A notícia, veiculada no blogue do Instituto Internacional da Língua Portuguesa – e que fica disponível também na rubrica Acordo Ortográfico – clarifica de algum modo a posição de Angola, renitente até aqui, quanto à adoção do Acordo Ortográfico. Ao mesmo tempo, os seus responsáveis reiteram a vontade de elaborarem também o seu vocabulário ortográfico, de cujos trabalhos têm estado alheados, no contexto do Vocabulário Ortográfico Comum da Língua Portuguesa.
[Ver, ainda: Angola favorável ao Acordo Ortográfico, mas com melhorias + Angola propõe rectificações para aderir ao Acordo Ortográfico]
Pode um uso, tido como incorreto, enraizar-se de tal modo, que os juízos em seu detrimento têm de ser revistos? Claro que sim, pelo menos, tendo em conta um exemplo que vem de Espanha.
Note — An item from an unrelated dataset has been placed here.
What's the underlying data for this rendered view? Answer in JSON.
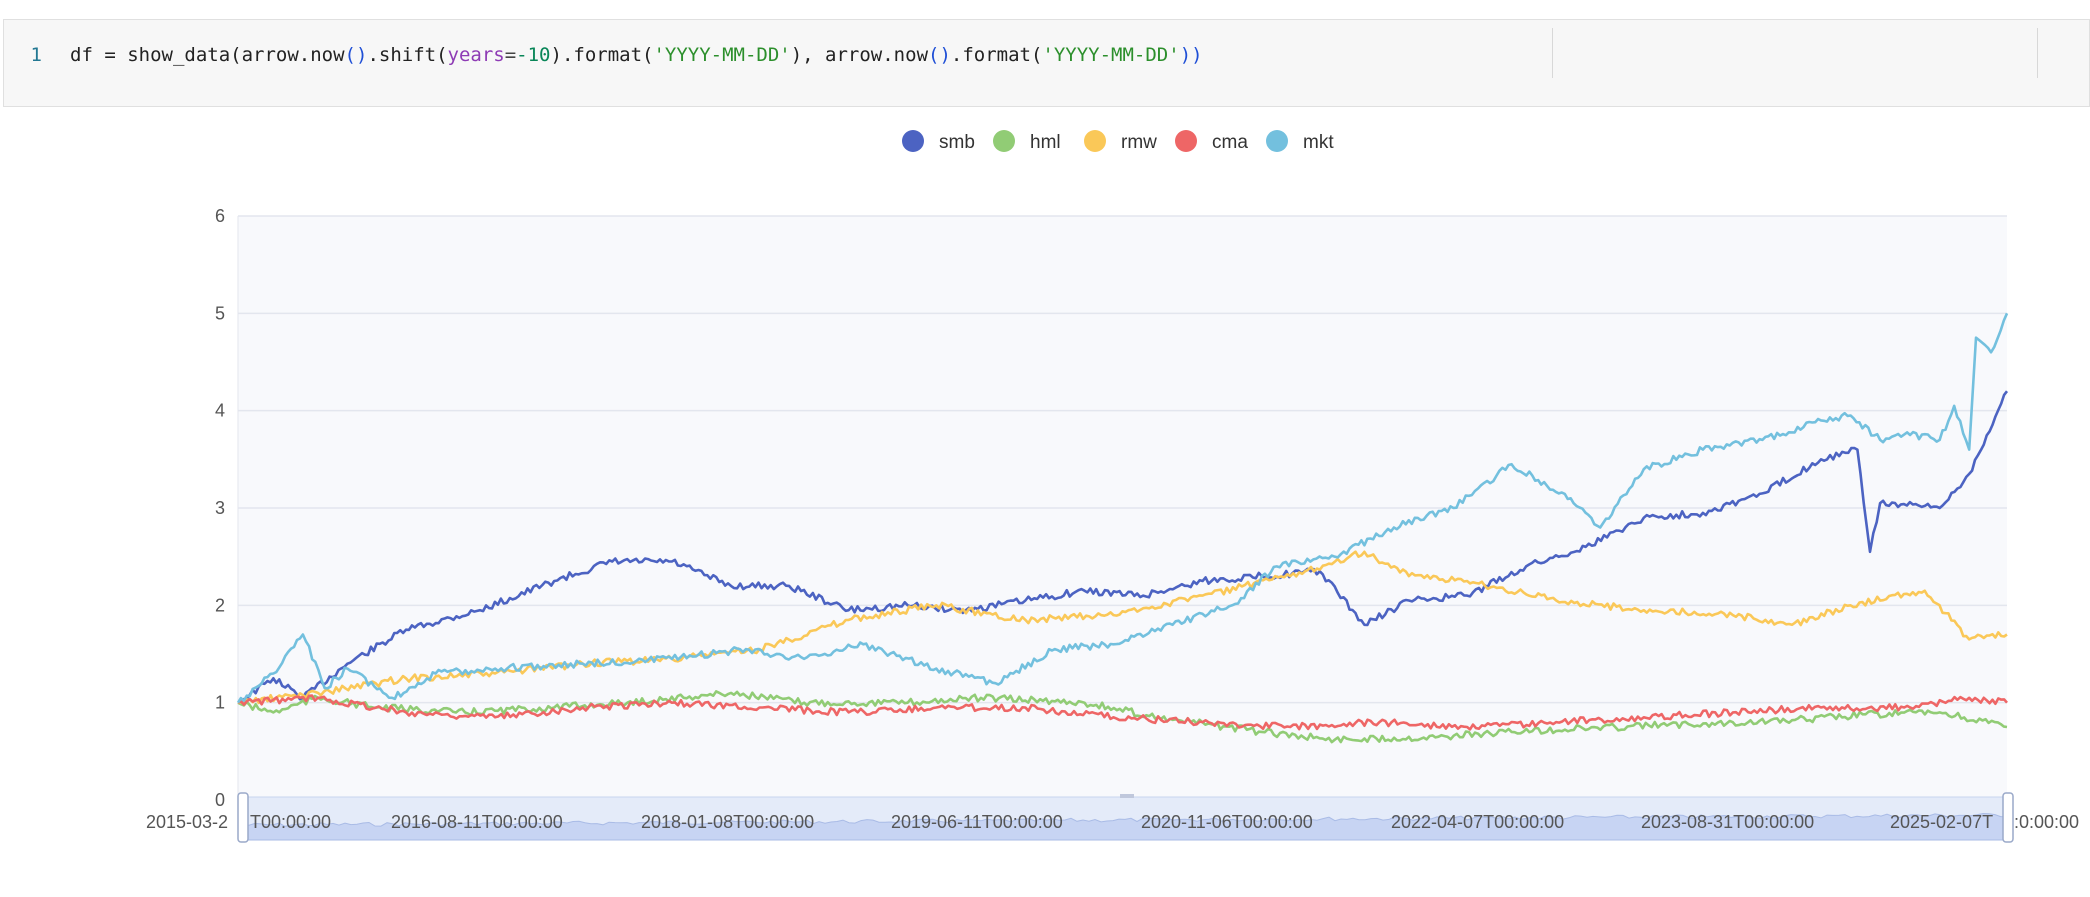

Apesar de a expressão castelhana «crisis humanitaria» (ou seja, «crise "humanitária"», já aqui muito criticada) não ter aprovação geral no país vizinho, a verdade é que a Fundación del Español Urgente (Fundéu) – entidade dinamizada pela agência Efe, que conta o apoio do BBVA e a assessoria da Real Academia Espanhola, promove o bom uso linguístico nos meios de comunicação de expressão castelhana – emitiu uma recomendação em que considera válida a associação de humanitario a substantivos como crisis (crise), catástrofe, desastre ou drama, em referência a uma situação que pressupunha a intervenção de organizações humanitárias: «En principio, la palabra humanitario significa ‘bondadoso y caritativo’ y ‘que busca el bien de todos los seres humanos’ y resulta un contrasentido en el contexto de un suceso que hay que lamentar, pero el giro puede considerarse una extensión válida por la falta de una expresión clara y concisa en español que aluda a este tipo de situaciones, generalmente asociadas a desastres naturales, conflictos o violencia generalizada y desplazamientos de población». Admitindo que «crise "humanitária"» configura um contrassenso – em espanhol, tal como em português, o adjetivo humanitário tem o mesmo sentido de «em prol da humanidade» – a Fundéu considera, porém, que se trata de uma extensão do emprego do adjetivo, a qual permite obviar à falta de uma fórmula mais económica. Além disso, acrescenta-se no referido parecer, trata-se de um uso consolidado no direito internacional humanitário.*
Os argumentos encontrados para o caso espanhol facilmente se transpõem para o português. Contudo, recorde-se que mesmo em inglês, língua em que humanitarian passou a andar associada a palavras de conotação negativa, nem sempre se considera que a nova aceção é marca de bom estilo. Teremos, mesmo assim, de habituar-nos à ideia de uma crise ser, afinal, humanitária? Fica aberta a discussão, mas, entretanto, voltamos a deixar as ligações às respostas e aos artigos que já dedicamos a este tema – unânimes a condenar tal uso:
HUMANITÁRIO; O inapropriado uso do adjectivo humanitário; Porque é incorreta a expressão «crise humanitária»?; Humanitário ≠ humano; Humanitário?; Errar também será "humanitário"?; Errar é humanitário?...; Como é que uma tragédia pode ser "humanitária"!?; Quando é que um drama pode ser "humanitário"?!; Caos "humanitário"?!; Humanitário e humano; A desumanidade e o humanitarismo.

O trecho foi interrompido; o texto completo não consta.